Search code examples
excelduplicatespowerquery

Removing duplicate values in one column based on group of values in another column in power query


I have a query in Power Query Editor that has everything i need. However, due to splitting columns and other steps within the process, i have duplicate values in a column that hyper inflates my numbers.

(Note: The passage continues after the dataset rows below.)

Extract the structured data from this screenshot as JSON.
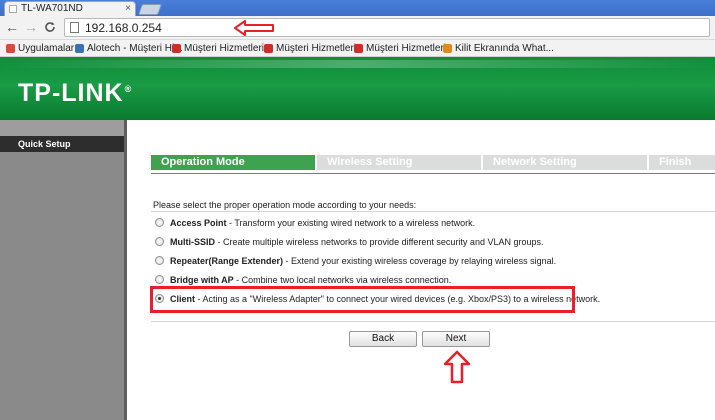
{
  "browser": {
    "tab_title": "TL-WA701ND",
    "tab_close": "×",
    "url": "192.168.0.254",
    "back_glyph": "←",
    "forward_glyph": "→",
    "reload_glyph": "C",
    "bookmarks": [
      {
        "label": "Uygulamalar",
        "icon": "apps-grid-icon",
        "color": "#d64b3a"
      },
      {
        "label": "Alotech - Müşteri Hi...",
        "icon": "alotech-icon",
        "color": "#3b6fb6"
      },
      {
        "label": "Müşteri Hizmetleri",
        "icon": "page-icon",
        "color": "#c9302c"
      },
      {
        "label": "Müşteri Hizmetleri",
        "icon": "page-icon",
        "color": "#c9302c"
      },
      {
        "label": "Müşteri Hizmetleri",
        "icon": "page-icon",
        "color": "#c9302c"
      },
      {
        "label": "Kilit Ekranında What...",
        "icon": "elb-icon",
        "color": "#e08a1e"
      }
    ]
  },
  "header": {
    "logo_text": "TP-LINK",
    "logo_reg": "®",
    "brand_color": "#128f3c"
  },
  "sidebar": {
    "items": [
      {
        "label": "Quick Setup",
        "active": true
      }
    ]
  },
  "wizard": {
    "steps": [
      {
        "label": "Operation Mode",
        "active": true
      },
      {
        "label": "Wireless Setting",
        "active": false
      },
      {
        "label": "Network Setting",
        "active": false
      },
      {
        "label": "Finish",
        "active": false
      }
    ],
    "prompt": "Please select the proper operation mode according to your needs:",
    "options": [
      {
        "name": "Access Point",
        "desc": " - Transform your existing wired network to a wireless network.",
        "checked": false
      },
      {
        "name": "Multi-SSID",
        "desc": " - Create multiple wireless networks to provide different security and VLAN groups.",
        "checked": false
      },
      {
        "name": "Repeater(Range Extender)",
        "desc": " - Extend your existing wireless coverage by relaying wireless signal.",
        "checked": false
      },
      {
        "name": "Bridge with AP",
        "desc": " - Combine two local networks via wireless connection.",
        "checked": false
      },
      {
        "name": "Client",
        "desc": " - Acting as a \"Wireless Adapter\" to connect your wired devices (e.g. Xbox/PS3) to a wireless network.",
        "checked": true
      }
    ],
    "back_label": "Back",
    "next_label": "Next",
    "accent_color": "#3ea24f"
  },
  "annotations": {
    "color": "#e8202a"
  }
}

Is there an applied step that i can add to the end of my query that will remove duplicate values in "Column 4" based on the value in "Column 5". Column 5 is a unique ID and i only need the first value under Column 4 based on the ID.

The example below is just a small example as my current output has 51 columns and quite a bit of applied steps in the current query.

enter image description here

duplicates overall in the column are okay, but cannot have duplicates based on the value in another column and the basic remove duplicates removes all.


Solution

  • A relatively simple way. Keeps the first non-blank for Column4

    #"PriorStepName" = .............,
    #"Grouped Rows" = Table.Group(#"PriorStepName", {"Column5"}, {{"data", each 
        let a = _,
        b = Table.RemoveColumns(a,{"Column4"}),
        c = {{List.RemoveNulls(a[Column4]){0}}},
        d = Table.FromColumns(Table.ToColumns(b) & c,Table.ColumnNames(b)&{"Column4"})
        in d , type table }}),
    #"Removed Columns" = Table.RemoveColumns(#"Grouped Rows",{"Column5"}),
    #"Expanded data" = Table.ExpandTableColumn(#"Removed Columns", "data", Table.ColumnNames(#"PriorStepName"),Table.ColumnNames(#"PriorStepName"))
    in  #"Expanded data"  
    

    enter image description here